Santé

Des milliers de préservatifs non conformes vendus en France : les autorités appellent au dépistage

La DGCCRF et la Direction générale de la santé alertent sur des références de préservatifs, dont certaines vendues en ligne, susceptibles d’être défectueuses. Les personnes concernées sont invitées à se faire dépister pour les IST et à effectuer un test de grossesse en cas de doute.

Des milliers de préservatifs non conformes vendus en France : les autorités appellent au dépistage
©Illustration IA Noémie Wéry / we-news.com

La Direction générale de la concurrence, de la consommation et de la répression des fraudes (DGCCRF) et la Direction générale de la santé (DGS) ont lancé, vendredi 21 août, une alerte concernant plusieurs références de préservatifs commercialisés en France jugées non conformes. Les autorités pointent des risques de défaillance mécanique (éclatements, perforations) et des problèmes d'information produit, et recommandent aux utilisateurs concernés de se faire dépister.

Nature de l’alerte et volumes concernés

Selon les services publics, environ « plus de 40 000 » préservatifs ont été écoulés en boîte, principalement via des plateformes de vente en ligne et des distributeurs étrangers. Ces articles ont été majoritairement commercialisés par des distributeurs asiatiques, précisent la DGCCRF et la DGS. Par ailleurs, environ 260 000 unités ont fait l’objet de rappels précédemment lancés fin mai et début août.
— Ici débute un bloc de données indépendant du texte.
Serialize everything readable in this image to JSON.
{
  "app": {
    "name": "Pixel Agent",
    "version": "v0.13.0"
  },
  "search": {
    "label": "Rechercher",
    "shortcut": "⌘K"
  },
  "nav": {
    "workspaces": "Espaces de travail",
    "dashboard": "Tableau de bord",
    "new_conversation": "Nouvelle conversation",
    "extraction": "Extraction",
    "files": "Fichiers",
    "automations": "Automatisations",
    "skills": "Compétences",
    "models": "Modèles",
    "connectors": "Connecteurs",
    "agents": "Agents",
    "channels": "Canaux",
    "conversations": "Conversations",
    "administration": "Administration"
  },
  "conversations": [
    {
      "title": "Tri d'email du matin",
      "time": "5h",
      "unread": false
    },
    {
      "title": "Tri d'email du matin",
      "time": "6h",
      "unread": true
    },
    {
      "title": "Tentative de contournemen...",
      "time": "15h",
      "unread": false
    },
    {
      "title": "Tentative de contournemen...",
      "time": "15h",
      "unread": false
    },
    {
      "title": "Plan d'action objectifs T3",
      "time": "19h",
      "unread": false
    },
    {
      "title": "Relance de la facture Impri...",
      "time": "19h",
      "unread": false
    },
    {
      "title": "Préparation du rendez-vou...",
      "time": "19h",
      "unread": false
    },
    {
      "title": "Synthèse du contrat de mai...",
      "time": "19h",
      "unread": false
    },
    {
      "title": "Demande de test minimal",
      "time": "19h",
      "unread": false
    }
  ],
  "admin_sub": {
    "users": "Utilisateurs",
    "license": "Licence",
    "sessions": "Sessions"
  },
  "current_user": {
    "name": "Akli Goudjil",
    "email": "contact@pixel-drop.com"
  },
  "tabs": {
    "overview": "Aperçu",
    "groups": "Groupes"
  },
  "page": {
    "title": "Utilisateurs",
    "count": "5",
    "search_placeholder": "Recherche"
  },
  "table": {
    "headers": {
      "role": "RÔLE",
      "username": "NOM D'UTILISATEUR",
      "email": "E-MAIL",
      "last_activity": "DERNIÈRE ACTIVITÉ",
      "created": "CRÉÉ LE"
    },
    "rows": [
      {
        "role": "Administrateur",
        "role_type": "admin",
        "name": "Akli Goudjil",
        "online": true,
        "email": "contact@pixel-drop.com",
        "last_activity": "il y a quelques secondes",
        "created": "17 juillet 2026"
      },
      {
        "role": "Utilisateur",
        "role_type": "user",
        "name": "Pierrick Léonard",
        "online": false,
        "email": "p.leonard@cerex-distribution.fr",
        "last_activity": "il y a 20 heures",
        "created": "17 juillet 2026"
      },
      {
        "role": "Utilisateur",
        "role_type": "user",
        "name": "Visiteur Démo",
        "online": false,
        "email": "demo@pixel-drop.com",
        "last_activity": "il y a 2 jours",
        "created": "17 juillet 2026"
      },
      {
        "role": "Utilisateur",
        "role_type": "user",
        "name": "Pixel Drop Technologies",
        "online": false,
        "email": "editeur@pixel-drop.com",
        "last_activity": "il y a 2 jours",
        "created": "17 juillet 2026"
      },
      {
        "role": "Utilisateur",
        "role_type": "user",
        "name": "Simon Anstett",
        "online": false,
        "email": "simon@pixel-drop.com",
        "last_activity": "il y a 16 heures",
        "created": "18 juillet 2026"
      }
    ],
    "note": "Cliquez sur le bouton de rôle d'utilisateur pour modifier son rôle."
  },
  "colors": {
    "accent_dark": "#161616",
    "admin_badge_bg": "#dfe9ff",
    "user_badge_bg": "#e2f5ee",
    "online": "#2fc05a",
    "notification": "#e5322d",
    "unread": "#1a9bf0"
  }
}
Quelles références sont visées ?

Le site officiel Rappel Conso a publié une liste des marques concernées. Parmi elles figurent :

  • Friday Bae (Le Préservatif) ;
  • Okamoto (références 003 et 002) ;
  • Sagami (Sagami Original 002, vendu sur Amazon) ;
  • My Lubie, dont des références commercialisées sur Amazon, en pharmacie et par des enseignes telles que Nuoo, Mademoiselle Bio, Monoprix, Ayanature et Passage du Désir.

Les autorités soulignent que plusieurs produits ne portent pas de marquage CE ni d’emballage en langue française, et qu’ils n’ont fait l’objet d’aucune évaluation de conformité européenne.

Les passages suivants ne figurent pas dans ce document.